LSU defeated Air Force, coached by Mike Kazlausky, who played under Mainieri during his stint at the service academy, back on opening weekend. Former Tiger Blake Dean presided over a rare home-and-home sweep of the Tigers for UNO. LSU will close out the regular season against Andy Cannizaro and Mississippi State.

But Davis, who left the program in the fall of 2015 with Mainieri’s blessing, spent more time under the skipper than any of the others.

“I think he definitely prepares you,” Davis said. “First thing, with each passing year he gives you more and more autonomy. He’s good about that. When I was 23 working for him, I didn’t have the same power as when I was 30 working for him. But he’s good about giving you more when you’re ready.

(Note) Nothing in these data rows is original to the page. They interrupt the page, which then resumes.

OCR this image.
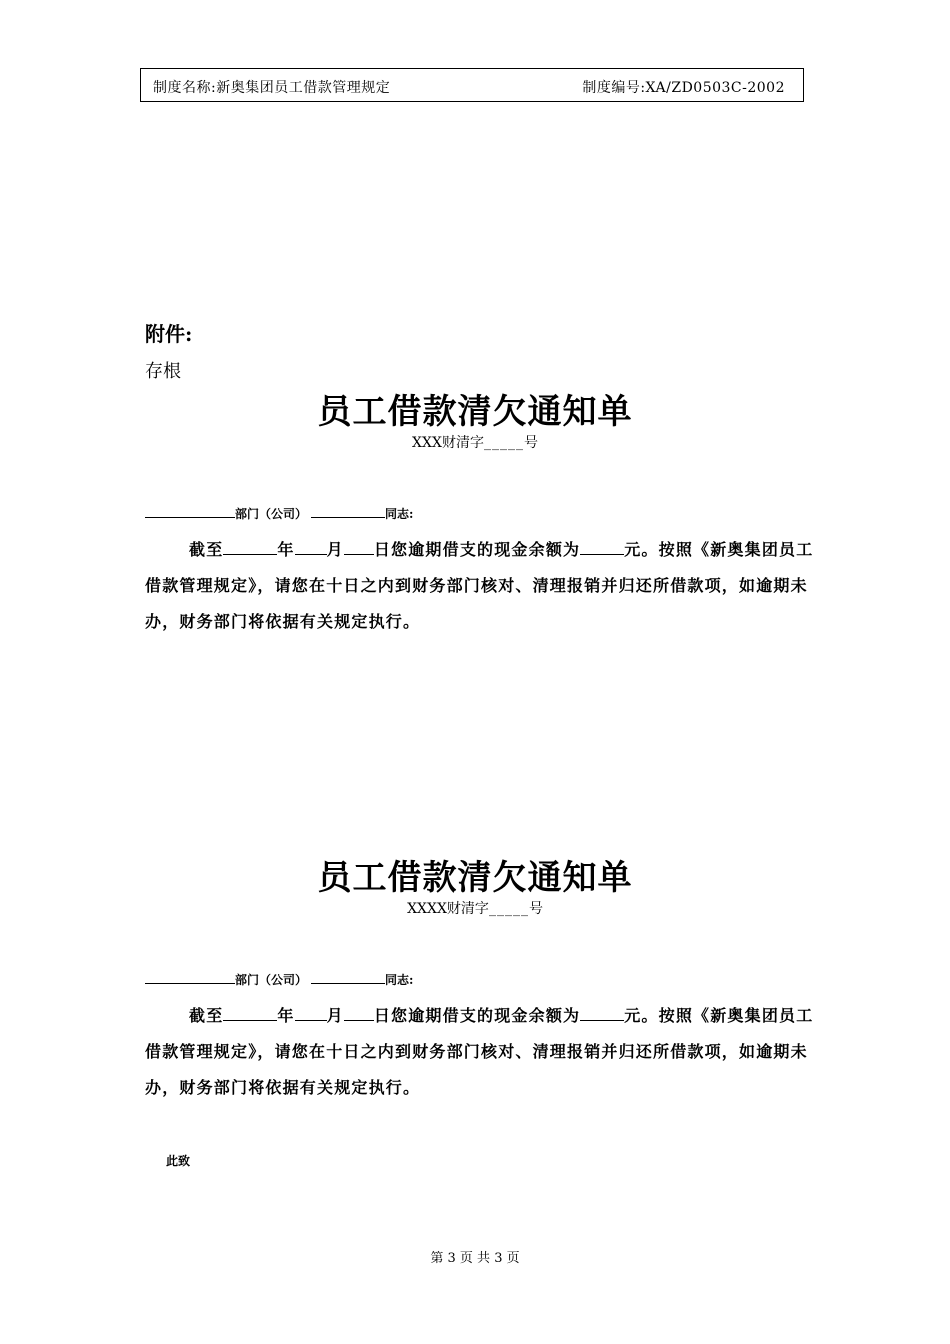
制度名称:新奥集团员工借款管理规定	制度编号:XA/ZD0503C-2002
附件:
存根
员工借款清欠通知单
XXX财清字_____号
部门（公司）	同志:
截至	年 月 日您逾期借支的现金余额为	元。按照《新奥集团员工借款管理规定》，请您在十日之内到财务部门核对、清理报销并归还所借款项，如逾期未办，财务部门将依据有关规定执行。
员工借款清欠通知单
XXXX财清字_____号
部门（公司）	同志:
截至	年 月 日您逾期借支的现金余额为	元。按照《新奥集团员工借款管理规定》，请您在十日之内到财务部门核对、清理报销并归还所借款项，如逾期未办，财务部门将依据有关规定执行。
此致
第 3 页 共 3 页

“Plus he likes to talk. He’s always talking about different parts of the program, so you’re learning a lot about what he’s thinking and how he’s feeling and how he handles certain situations. I like to think I’m a good listener and have a good memory, and I was with him for 8 ½ years, so he told me a lot of stories. I remember the names and the places and the stories, and I’ve used a lot of that in how I’ve handled things here.”

The two have traded some texts messages in the past year and a half. Davis has remained close with the LSU staff, most of whom he either played with, coached alongside or coached during their own playing days. He and recruiting coordinator Nolan Cain were best man in each other’s weddings.

Expect a warm reunion for all involved behind home plate during pregame warm-ups. And then, once the first pitch is thrown, it’ll just be baseball.